Your internet activity – commonly referred to as “digital remains” – should be treated with the same care and respect as physical remains by using guidelines for human remains at archaeological exhibitions, according to new research at the University of Oxford.
Such internet activity lives on long after a person dies and firms such as Facebook and experimental start-ups have sought to monetise this content by allowing people to socialise with the dead online, via live stream funerals, online memorial pages and even chat bots that use people’s social media footprints to act as online ghosts.
“As a result, the digital afterlife industry (DAI) has become big business. However, in recent years the boundaries around acceptable afterlife activity and grief exploitation have become increasingly blurry,” the university said in a statement on the research published in the journal Nature.
So far, there has been little effort to build frameworks that ensure ethical usage of internet activity for commercial purposes.
But the study from the Oxford Internet Institute (OII) suggests the guidelines used to manage human remains at archaeological exhibitions could be used as a framework to regulate the growing DAI industry, and make the commercial use of digital remains more ethical.
The study by Luciano Floridi, professor of philosophy and ethics of information, and OII researcher Carl Öhman advises that online remains should be viewed as an extension of the human body, and treated with the same level of care and respect, rather than being manipulated for commercial gain.
The paper suggested that regulation is the best way to achieve this and highlighted the frameworks used to regulate commercial use of organic human remains as a good model to build on.
A document of particular interest is the International Council of Museums (ICOM) Code of Professional Ethics. The text cautions that human remains must be handled in accordance with their inviolable “human dignity”.
Central to this concept is the fact that it applies regardless of whether the patient is aware or not – to individuals and groups alike. The code explicitly states that human dignity requires that digital remains be seen as the informational corpses of the dead and regarded as having inherent value. They, therefore, must not be used solely for commercial gains such as profit.
Öhman said: “Much like digital remains, archaeological and medical exhibit objects such as bones and organic body parts are both displayed for the living to consume and difficult to allocate to a specific owner. As exhibits have become increasingly digitalised and made available online, the ethical concerns of the field appear to be increasingly merging with those of the digital afterlife industry.
“The fact that these frameworks have proved effective is heartening and suggests that they could also be used in the same way for the DAI.”
Adopting a similar regulatory approach for the DAI would clarify the relationship between dead individuals and the firms holding or displaying their data.
Floridi added: “Human remains are not meant to be consumed by the morbidly curious.
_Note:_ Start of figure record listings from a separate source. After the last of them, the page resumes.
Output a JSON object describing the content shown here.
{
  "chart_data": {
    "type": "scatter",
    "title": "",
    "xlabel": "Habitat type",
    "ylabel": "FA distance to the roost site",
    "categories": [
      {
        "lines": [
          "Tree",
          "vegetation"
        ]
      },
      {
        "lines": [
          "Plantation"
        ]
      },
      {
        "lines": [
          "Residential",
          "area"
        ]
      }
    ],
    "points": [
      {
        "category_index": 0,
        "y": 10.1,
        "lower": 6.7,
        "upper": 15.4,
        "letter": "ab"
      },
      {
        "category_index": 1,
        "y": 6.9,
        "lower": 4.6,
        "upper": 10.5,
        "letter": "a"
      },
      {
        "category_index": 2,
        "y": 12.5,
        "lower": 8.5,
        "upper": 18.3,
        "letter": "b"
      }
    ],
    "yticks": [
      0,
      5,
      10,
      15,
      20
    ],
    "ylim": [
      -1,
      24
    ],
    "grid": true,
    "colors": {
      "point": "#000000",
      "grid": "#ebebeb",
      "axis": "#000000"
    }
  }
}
Regardless of whether they are the sole legal owner of the deceased’s data – and irrespective of whether the opinion of their next of kin, with regulation, DAI firms would have to abide by certain conventions, such as, preventing hate speech and the commercial exploitation of memorialised profiles.”
Under these regulations, firms will be required to, at the very least, guarantee that consumers are informed on how their data may be used or displayed in the event of their death.